Roggensack suggests that it would likely be fruitless or impossible to have jury trials now, since many summoned jurors would likely refuse to appear, and it would be impractical for some 30 people plus lawyers and the judge to go through selection remotely, assuming they could even all connect with the proper technology.
“Jury trials are not just two words that appear in statutes,” the chief justice writes. “They are complicated, people-intensive proceedings,” which she says Bradley seems to forget.
Justice Annette Ziegler joined Roggensack’s concurrence
In a separate concurrence, Justice Brian Hagedorn writes that a statute allowing courts to reschedule and move proceedings “whenever it is deemed unsafe or inexpedient, by reason of war, pestilence or other public calamity,” along with the high court’s superintending authority, clearly supports the temporary suspension of the non-criminal jury deadlines.
Justices Rebecca Dallet and Ann Bradley joined Hagedorn’s brief opinion.
The order, posted late Tuesday to the court’s website, cites a state law and the Supreme Court’s “administrative and superintending authority” over courts and says justices had to move expeditiously to guide circuit courts “presently striving to balance” required trials and public safety concerns.
Affected proceedings include parental rights, civil commitments for mental health or alcoholism, evictions, guardianship proceedings and trials for some sex offenders seeking release from secure treatment centers after they’ve completed their criminal sentences.
In her 30-page dissent, Bradley lays the numerous issues she and Kelly have with the order, which they see as the conservative anathema of “legislating from the bench.”
She notes that the court’s rule-making authority is for procedural matters but that right to a jury trial within a certain time is a substantive right created by the Legislature.
She reads the statute regarding pestilence and other public calamity as giving each individual judge the authority to postpone or relocate a specific trial on a case-by-case basis, not granting the Supreme Court broad authority to suspend all trials.
Bradley suggests there is an absurdity in the fact the majority deems “constitutionally guaranteed jury trials dispensable” while another arm of government says liquor stores and bicycle shops are “essential” businesses allowed to operate during the same health crisis.
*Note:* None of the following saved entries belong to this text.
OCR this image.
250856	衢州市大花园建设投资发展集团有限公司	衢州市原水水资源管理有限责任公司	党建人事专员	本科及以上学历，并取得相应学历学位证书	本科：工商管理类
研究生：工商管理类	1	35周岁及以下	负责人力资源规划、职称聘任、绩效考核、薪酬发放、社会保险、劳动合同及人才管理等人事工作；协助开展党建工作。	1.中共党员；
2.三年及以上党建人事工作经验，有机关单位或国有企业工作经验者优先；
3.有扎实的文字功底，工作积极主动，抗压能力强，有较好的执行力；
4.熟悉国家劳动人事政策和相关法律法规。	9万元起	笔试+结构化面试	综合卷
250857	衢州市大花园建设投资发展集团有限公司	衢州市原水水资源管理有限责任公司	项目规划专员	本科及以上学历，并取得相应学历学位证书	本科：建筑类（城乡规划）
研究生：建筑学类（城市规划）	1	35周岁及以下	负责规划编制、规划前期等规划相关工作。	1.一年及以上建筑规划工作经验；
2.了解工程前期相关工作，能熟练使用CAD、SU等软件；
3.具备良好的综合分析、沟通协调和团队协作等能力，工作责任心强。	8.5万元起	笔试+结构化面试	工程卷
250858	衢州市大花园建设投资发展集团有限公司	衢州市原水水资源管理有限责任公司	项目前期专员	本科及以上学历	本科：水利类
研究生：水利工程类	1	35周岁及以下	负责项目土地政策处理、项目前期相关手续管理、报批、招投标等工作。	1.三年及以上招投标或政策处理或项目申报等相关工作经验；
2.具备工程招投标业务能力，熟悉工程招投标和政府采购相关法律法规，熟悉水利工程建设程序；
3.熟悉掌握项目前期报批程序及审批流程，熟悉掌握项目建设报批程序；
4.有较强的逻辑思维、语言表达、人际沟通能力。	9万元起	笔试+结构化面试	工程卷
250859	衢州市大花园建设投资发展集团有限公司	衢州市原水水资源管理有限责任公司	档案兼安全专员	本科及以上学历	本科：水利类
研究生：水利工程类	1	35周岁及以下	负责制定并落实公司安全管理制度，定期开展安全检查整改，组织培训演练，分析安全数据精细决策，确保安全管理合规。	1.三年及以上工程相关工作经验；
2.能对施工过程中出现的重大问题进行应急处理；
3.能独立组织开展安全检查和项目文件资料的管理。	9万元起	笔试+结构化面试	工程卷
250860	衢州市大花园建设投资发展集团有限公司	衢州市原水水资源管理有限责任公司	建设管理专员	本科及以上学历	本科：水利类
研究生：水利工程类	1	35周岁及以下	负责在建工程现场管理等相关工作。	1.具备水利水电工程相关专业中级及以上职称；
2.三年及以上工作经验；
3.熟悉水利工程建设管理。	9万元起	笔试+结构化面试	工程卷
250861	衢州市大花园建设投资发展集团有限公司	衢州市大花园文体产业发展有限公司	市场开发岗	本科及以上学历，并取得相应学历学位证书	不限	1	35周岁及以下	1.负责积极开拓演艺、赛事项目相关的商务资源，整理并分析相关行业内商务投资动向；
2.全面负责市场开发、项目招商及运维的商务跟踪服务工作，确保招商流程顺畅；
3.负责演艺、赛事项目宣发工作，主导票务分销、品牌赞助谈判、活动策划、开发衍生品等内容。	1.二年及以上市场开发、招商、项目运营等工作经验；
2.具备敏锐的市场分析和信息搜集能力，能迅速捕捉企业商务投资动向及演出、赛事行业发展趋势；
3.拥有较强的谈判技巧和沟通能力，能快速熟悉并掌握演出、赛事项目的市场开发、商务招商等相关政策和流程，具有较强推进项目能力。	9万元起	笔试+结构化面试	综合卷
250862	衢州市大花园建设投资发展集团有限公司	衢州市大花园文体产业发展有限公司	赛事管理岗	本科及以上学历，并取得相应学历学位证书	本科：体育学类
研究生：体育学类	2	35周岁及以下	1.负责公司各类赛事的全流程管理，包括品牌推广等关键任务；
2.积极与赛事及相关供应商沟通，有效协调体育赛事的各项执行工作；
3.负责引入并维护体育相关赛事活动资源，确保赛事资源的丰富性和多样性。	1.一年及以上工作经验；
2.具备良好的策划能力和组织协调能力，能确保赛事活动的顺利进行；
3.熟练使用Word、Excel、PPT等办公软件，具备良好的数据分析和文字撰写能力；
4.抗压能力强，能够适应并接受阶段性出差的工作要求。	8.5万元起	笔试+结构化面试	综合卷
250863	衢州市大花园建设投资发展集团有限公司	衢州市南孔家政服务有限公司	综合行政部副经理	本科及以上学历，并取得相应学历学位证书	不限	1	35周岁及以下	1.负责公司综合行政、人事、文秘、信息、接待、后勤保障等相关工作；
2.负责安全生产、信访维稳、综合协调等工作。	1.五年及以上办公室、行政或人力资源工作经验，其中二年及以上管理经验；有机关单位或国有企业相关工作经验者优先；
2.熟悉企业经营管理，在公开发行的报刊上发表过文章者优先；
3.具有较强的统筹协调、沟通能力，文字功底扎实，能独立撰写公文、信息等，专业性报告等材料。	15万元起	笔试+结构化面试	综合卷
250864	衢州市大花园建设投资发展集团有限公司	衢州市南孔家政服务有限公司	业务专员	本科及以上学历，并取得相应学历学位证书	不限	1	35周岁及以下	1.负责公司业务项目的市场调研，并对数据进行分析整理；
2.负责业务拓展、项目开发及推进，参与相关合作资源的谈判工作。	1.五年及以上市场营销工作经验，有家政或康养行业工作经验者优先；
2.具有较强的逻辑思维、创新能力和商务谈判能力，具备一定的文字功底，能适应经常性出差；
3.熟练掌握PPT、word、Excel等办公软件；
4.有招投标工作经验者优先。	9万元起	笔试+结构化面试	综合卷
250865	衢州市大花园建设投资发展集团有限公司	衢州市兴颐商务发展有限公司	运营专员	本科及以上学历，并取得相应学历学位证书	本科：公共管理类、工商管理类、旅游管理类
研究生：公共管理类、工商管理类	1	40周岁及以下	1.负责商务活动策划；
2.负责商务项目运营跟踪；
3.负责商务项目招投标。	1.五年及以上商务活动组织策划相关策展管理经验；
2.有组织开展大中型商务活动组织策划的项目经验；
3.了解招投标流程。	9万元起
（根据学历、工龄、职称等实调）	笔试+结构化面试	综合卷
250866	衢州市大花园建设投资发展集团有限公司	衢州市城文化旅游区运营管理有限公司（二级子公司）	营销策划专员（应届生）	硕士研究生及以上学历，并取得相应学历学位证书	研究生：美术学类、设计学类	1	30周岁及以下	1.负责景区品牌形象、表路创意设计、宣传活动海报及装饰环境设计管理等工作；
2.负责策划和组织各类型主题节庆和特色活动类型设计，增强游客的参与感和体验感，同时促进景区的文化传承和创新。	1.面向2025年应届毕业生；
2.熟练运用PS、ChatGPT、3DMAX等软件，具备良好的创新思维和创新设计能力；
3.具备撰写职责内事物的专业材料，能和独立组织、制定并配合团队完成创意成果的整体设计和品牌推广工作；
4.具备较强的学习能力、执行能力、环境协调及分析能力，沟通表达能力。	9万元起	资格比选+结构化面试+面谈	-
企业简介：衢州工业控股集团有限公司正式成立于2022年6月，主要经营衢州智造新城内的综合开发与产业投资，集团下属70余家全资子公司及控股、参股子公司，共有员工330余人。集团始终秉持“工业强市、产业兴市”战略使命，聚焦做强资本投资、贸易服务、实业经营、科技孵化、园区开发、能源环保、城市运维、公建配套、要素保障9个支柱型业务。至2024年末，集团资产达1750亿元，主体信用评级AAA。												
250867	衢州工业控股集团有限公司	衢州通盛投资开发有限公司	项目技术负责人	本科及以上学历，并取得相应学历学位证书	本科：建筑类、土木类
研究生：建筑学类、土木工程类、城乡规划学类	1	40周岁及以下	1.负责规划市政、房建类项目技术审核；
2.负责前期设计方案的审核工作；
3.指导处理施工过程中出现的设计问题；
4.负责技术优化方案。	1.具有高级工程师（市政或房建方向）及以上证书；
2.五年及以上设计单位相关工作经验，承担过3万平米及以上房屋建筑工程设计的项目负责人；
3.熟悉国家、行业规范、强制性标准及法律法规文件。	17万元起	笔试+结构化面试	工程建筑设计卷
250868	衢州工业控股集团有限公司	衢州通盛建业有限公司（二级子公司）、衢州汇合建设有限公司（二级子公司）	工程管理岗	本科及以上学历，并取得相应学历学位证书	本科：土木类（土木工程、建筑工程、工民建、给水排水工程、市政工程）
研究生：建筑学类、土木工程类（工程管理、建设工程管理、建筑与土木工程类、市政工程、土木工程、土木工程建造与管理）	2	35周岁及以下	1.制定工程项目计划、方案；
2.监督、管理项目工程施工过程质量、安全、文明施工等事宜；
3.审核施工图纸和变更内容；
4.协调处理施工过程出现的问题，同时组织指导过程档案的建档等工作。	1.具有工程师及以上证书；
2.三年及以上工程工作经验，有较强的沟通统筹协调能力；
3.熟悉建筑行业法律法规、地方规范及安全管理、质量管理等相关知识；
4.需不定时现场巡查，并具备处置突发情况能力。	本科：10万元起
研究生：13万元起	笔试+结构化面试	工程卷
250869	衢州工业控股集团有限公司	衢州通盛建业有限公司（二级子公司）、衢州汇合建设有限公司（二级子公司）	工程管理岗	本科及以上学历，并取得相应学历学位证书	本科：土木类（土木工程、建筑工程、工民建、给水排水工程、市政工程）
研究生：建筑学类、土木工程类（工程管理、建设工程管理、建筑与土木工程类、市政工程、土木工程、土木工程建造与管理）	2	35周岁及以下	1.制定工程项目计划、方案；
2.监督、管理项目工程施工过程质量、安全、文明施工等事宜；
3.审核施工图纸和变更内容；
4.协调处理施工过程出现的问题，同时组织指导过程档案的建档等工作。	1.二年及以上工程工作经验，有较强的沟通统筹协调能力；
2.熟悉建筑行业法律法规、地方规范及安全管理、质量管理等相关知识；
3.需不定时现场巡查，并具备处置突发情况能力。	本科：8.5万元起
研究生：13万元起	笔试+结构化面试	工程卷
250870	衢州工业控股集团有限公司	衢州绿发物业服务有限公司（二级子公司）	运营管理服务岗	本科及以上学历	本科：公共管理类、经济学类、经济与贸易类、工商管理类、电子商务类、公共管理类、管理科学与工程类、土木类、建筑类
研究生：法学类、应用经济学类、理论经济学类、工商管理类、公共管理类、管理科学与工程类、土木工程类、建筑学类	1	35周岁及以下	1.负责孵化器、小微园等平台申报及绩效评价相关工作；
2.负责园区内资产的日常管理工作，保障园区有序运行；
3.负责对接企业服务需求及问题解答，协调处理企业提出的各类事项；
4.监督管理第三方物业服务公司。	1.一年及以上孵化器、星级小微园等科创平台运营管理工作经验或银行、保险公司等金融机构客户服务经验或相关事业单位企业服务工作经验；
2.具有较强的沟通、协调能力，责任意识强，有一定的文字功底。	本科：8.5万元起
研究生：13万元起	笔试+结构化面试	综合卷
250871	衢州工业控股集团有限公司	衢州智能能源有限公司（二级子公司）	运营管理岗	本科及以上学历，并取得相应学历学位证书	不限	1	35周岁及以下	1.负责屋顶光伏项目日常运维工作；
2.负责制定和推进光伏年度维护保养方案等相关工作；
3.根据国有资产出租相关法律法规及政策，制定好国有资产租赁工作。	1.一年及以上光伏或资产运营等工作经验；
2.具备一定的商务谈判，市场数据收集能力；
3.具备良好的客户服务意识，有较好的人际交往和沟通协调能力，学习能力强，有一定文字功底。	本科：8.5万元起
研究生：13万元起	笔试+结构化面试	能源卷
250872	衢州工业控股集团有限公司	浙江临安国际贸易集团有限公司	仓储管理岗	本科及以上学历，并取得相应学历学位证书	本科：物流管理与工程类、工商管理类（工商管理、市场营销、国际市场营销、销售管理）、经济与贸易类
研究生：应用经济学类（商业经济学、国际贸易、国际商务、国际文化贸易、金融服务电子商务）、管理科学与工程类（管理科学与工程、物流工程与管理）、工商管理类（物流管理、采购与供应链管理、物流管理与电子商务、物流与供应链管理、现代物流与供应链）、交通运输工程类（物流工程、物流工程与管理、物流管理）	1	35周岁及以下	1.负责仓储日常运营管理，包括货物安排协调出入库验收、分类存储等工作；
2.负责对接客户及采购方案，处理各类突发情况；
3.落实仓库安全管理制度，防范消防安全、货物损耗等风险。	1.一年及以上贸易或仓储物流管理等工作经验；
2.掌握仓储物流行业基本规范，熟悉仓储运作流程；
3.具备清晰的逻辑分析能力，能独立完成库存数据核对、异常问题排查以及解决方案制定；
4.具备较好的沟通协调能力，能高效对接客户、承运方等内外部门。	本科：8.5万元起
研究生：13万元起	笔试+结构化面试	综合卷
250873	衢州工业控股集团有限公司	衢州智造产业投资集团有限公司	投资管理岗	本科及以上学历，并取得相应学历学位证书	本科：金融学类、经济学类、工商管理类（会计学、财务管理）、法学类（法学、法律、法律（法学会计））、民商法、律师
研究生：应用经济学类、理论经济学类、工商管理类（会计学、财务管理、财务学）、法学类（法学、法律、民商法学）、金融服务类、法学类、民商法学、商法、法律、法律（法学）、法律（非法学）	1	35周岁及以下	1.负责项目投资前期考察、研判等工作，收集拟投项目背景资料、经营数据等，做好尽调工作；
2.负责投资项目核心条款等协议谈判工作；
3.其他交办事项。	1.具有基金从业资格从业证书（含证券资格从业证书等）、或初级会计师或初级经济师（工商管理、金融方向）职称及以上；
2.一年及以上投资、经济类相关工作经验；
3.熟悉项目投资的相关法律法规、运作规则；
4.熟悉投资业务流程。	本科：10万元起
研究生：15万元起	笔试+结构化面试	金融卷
She also questions the majority’s strict adherence to giving notice about the hearing May 1.
“Why bother? The justices in the majority already made up their minds. Even if the court would vacate this order 30 days from now, reversing course at that point could not undo the majority’s infringement of litigants’ rights in the interim.”
Bradley concludes, “I cannot join this raw exercise of power. However well-intentioned, the court nonetheless transgresses the limits of its authority. I dissent.”